As redes sociais criaram um atalho perigoso para a construção de autoridade: basta afirmar que se tem aquilo que os outros invejam. Títulos sonantes como “investidor”, “especialista em crescimento” ou “criador de fórmulas milionárias” ganham o peso da verdade apenas porque são repetidos à exaustão no nosso feed.
Para separar a fraude da realidade, basta usar uma ferramenta que não tem filtros no Instagram: a matemática.
Em Portugal, existem milhares de empresas, mas uma ínfima minoria opera à escala que o digital sugere. A economia real é complexa e implacável. Exige suor, gestão de risco, pagamento de impostos e salários. Quem realmente gere operações de relevo perde o sono com margens, EBITDA, cash-flow e dívida. Nas redes, porém, uma distinção básica desaparece por conveniência: faturar centenas de milhares de euros não significa ter esse dinheiro no bolso.
Mas o grande “teste do algodão” está na própria lógica do negócio. Pensemos nisto: se uma empresa já é assim tão sólida e fatura milhões de forma previsível, por que razão o seu fundador precisa desesperadamente de vender um curso online a ensinar “como se faz”? Se descobriram a verdadeira galinha dos ovos de ouro, porque é que a sua principal operação parece ser o investimento massivo em publicidade direcionada para vender esse mesmo segredo a desconhecidos?
A economia ensina-nos algo sobre o sucesso autêntico. Quando os verdadeiros empresários atingem a escala que muitos destes “gurus” dizem ter, o seu comportamento muda. Passam para negócios ainda mais sólidos, estruturais e, acima de tudo, discretos. Não passam os dias a gravar anúncios patrocinados. A verdadeira riqueza não precisa de convencer ninguém da sua existência.
Como Identificar os Verdadeiros?
Exigir provas não é um ataque ao sucesso, é proteger quem trabalha a sério. Para distinguir os autênticos construtores de riqueza dos vendedores de fumo, basta procurar os sinais aborrecidos:
- Histórico Verificável: Têm décadas ou anos sólidos de mercado. Não caíram de paraquedas no mês passado com um “método infalível”.

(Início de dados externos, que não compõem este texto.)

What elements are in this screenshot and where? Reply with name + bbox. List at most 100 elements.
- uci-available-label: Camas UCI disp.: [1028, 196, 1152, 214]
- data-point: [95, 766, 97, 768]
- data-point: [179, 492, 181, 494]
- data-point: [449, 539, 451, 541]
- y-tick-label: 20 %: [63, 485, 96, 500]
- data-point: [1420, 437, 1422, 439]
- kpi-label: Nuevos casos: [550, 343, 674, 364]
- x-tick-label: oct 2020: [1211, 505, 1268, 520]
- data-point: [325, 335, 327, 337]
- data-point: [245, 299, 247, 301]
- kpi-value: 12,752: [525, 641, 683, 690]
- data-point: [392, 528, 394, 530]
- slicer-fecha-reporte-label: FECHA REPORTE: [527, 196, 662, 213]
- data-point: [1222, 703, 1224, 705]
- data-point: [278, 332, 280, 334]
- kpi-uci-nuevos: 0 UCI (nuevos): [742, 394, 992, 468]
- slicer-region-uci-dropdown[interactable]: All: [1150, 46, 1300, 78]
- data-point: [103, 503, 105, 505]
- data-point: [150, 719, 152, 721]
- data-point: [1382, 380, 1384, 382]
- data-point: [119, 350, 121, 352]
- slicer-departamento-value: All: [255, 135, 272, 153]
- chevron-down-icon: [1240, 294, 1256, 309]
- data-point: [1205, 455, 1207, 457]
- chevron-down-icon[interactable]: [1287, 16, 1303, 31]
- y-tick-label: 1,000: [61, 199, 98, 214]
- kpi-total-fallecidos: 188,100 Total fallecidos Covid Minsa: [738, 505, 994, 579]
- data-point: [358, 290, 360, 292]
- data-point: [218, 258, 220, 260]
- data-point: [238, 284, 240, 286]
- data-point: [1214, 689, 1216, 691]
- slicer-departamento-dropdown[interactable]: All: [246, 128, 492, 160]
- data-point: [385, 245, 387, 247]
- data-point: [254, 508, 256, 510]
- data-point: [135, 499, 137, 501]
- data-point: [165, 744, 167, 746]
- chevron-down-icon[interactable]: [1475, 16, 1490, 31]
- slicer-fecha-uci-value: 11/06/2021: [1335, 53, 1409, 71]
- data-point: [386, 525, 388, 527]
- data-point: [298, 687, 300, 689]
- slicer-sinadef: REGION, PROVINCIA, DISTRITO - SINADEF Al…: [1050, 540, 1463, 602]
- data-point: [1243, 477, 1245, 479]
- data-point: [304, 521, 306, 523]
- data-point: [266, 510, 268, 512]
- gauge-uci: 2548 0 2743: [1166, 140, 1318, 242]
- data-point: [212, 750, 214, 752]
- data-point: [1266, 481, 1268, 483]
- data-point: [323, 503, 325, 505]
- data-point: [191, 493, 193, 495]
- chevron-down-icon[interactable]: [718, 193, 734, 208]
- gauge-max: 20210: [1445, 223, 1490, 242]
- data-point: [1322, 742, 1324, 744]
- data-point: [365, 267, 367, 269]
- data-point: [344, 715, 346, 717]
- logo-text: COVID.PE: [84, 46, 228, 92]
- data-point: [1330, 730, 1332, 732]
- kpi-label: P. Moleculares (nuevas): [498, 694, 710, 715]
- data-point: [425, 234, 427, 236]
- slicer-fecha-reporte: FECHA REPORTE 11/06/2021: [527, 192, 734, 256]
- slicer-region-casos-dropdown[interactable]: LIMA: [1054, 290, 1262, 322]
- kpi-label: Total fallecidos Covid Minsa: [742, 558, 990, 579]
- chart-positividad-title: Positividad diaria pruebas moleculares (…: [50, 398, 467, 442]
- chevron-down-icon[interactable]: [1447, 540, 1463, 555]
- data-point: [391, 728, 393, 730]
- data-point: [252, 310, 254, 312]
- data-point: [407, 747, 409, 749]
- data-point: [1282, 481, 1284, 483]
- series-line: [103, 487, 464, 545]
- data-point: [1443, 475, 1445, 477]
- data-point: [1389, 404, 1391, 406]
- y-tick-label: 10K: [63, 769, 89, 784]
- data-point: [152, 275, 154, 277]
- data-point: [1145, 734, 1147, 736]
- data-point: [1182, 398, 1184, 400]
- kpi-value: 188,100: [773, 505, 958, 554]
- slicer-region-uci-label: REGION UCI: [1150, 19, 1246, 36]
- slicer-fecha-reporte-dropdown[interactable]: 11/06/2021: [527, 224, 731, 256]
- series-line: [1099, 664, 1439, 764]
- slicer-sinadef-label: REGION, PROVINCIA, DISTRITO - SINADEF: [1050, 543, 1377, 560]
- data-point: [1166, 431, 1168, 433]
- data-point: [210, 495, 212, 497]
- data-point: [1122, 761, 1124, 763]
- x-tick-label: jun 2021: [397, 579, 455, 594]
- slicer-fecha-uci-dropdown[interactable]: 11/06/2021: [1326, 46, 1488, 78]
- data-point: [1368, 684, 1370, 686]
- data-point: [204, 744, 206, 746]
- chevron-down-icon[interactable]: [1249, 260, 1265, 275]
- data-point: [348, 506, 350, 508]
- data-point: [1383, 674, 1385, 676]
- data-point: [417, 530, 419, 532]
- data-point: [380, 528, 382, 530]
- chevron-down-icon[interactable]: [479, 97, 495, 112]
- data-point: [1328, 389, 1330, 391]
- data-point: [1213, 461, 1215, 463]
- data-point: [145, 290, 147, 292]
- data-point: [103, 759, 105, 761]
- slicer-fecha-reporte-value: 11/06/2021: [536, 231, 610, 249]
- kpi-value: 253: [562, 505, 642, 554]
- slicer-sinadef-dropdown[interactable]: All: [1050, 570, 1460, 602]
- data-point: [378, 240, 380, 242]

- Estrutura Tangível: Existem entidades legais, contas públicas entregues nas Finanças, escritórios, fábricas ou operações que se podem tocar.
- Ecossistema Real: Têm funcionários reais, clientes e fornecedores no mundo físico que atestam a sua dimensão.
- Foco no Valor (e não no show-off): Discutem o seu setor de atividade e os desafios do mercado, não o estilo de vida de luxo ou o relógio que levaram para a reunião.
O melhor filtro para as redes sociais é apenas um: não avalie ninguém pela história que conta, mas pelo que sobra quando desligamos o ecrã. O digital está minado de narrativas brilhantemente montadas, sempre à caça de uma carteira incauta.